Usability Test A :: Carrie Garzich


Subject: Jessica Garzich

My subject was a student who spends approximately 15 hours a week online, primarily visiting a Web forum, talking to people through instant messenger and sometimes reading Yahoo news. Her favorite sites include that forum (Peloria), and She has been using computers since she was three or four years old (she is 18) and the Internet since 1997.

She noticed the content first science fiction, technology and space and said these were things she liked. She also mentioned later, when I asked her how she would go about changing the text size, that she had noticed the site's feature for that early on and was impressed by it.

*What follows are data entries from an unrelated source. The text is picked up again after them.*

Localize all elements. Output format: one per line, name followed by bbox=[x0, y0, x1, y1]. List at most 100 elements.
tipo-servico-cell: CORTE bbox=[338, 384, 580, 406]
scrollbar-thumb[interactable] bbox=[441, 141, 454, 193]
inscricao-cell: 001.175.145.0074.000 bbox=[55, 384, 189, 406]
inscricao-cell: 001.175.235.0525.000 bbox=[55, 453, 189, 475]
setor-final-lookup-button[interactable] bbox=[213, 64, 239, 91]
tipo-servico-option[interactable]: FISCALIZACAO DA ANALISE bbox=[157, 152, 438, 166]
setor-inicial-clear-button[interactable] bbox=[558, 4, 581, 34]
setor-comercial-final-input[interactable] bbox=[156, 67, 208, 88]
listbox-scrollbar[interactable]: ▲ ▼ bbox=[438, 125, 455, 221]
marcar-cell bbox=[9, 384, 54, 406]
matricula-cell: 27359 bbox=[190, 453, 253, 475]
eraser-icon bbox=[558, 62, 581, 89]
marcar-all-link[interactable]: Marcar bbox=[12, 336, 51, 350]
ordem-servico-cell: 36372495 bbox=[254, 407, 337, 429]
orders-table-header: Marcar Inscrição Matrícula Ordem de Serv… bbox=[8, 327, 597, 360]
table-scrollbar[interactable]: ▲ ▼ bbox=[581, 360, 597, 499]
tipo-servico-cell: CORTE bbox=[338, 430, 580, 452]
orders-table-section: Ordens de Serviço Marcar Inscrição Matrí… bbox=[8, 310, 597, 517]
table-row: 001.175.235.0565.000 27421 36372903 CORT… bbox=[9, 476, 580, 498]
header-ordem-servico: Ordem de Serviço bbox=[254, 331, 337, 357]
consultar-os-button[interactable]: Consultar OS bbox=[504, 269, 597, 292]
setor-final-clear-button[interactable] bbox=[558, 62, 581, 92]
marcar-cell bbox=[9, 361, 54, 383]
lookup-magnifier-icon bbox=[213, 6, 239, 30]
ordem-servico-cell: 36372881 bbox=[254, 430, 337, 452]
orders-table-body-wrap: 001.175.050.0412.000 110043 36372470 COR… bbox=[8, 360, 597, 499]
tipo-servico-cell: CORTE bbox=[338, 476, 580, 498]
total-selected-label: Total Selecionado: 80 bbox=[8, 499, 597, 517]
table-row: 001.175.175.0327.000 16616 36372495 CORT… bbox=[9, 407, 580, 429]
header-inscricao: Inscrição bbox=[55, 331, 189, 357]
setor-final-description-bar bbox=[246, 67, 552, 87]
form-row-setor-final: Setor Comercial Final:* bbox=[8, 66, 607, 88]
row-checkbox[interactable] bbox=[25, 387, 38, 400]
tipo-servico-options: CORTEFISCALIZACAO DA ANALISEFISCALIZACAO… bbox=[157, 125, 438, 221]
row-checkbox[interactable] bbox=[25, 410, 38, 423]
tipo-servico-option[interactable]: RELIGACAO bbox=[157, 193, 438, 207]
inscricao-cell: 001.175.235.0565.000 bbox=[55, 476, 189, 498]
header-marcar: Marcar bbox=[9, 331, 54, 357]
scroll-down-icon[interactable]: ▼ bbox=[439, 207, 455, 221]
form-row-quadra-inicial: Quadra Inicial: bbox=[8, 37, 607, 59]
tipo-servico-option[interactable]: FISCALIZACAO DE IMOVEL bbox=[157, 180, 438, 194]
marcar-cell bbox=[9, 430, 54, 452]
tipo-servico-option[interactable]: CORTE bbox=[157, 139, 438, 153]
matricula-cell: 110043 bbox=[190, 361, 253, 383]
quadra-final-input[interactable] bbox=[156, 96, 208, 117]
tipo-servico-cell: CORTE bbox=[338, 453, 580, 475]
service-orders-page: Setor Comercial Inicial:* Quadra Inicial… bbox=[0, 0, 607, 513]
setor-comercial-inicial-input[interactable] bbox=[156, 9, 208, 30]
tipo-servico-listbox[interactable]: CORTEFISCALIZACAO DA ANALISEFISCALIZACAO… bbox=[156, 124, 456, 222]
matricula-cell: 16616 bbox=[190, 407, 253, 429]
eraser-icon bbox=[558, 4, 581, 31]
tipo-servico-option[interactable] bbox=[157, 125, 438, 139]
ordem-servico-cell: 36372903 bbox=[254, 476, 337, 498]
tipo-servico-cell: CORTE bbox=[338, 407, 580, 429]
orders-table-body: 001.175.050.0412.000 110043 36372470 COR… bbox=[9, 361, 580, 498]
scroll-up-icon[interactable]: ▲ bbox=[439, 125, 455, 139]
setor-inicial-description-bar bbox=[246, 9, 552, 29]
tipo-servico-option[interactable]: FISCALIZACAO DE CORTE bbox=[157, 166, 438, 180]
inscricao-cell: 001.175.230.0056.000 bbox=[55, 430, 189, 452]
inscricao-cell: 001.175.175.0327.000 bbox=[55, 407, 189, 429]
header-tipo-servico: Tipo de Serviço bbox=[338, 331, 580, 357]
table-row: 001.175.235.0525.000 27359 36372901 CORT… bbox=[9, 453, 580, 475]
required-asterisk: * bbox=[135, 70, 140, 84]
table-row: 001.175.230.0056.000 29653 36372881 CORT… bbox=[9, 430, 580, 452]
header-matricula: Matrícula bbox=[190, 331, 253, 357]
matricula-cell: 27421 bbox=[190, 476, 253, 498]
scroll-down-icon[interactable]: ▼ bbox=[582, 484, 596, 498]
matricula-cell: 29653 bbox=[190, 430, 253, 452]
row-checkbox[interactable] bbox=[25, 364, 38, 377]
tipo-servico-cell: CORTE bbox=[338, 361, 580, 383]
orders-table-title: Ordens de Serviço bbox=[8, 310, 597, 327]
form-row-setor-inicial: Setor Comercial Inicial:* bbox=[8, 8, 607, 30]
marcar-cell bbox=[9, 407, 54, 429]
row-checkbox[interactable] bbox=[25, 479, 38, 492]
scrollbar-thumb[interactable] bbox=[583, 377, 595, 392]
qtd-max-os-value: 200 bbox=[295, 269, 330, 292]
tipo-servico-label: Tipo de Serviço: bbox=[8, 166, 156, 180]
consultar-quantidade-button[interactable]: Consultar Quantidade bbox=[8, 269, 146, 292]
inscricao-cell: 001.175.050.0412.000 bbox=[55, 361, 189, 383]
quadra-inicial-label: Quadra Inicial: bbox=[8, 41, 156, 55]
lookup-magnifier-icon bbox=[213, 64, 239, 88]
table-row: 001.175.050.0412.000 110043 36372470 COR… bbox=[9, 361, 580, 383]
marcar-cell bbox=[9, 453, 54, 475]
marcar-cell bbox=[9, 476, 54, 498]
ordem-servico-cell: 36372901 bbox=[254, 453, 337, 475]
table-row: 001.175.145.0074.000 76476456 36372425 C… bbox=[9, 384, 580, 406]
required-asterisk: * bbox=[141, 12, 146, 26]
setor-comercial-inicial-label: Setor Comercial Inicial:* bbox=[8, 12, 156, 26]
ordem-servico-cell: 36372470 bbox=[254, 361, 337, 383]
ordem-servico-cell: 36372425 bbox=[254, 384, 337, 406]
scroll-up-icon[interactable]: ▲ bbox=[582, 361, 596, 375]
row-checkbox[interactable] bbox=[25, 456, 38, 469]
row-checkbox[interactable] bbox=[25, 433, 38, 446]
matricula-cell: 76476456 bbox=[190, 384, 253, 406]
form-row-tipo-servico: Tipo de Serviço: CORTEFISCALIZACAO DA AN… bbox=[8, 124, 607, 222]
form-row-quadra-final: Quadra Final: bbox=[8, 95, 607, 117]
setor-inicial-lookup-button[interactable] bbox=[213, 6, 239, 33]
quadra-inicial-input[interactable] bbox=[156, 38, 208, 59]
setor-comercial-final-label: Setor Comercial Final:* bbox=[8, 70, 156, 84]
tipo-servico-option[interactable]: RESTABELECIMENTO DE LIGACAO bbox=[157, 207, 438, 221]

She thought she would first click on either the lead story which was was about the Galileo spacecraft at the time of the test or the quote in the upper left hand corner of the page because those were things she was interested in.

She was quick to pick up on the purpose of the site news and seemed to understand what sorts of content could be found under the subcategories listed on the left side of the page, as well as what to click on to find Wired Magazine content.. She also understood that content in the center of the page was the "latest-breaking stuff." However, when I asked her about the list of story links on the right side, she felt these were stories that were not quite as big as the content in the center of the page. She did not indicate that she understood these stories were from wire services, as opposed to Wired Magazine or Wired News content.

Non-Wired content was also an issue when I asked her to do a key task: searching for a story on a topic of her choice, selecting an article to read out of the search results and then emailing that article to a friend. Her search for the video game "Soul Caliber II" brought up two results and she clicked on the second. This was actually a link to an off-site story (Wired often includes links to articles of note on other sites in its news roundups, which is likely how this story came to be listed in the search returns), and although the site she went to did have an email-this-story function that she was able to find, it wasn't quite the desired task.

Other items of note included her response to the Flash advertisement for Verizon that popped up over the text in the middle of the home page; she didn't like the ad because it interfered with her ability to go read that story. She picked up, upon returning to the home page, that the home page had changed colors, and hit refresh several times to view the different color schemes.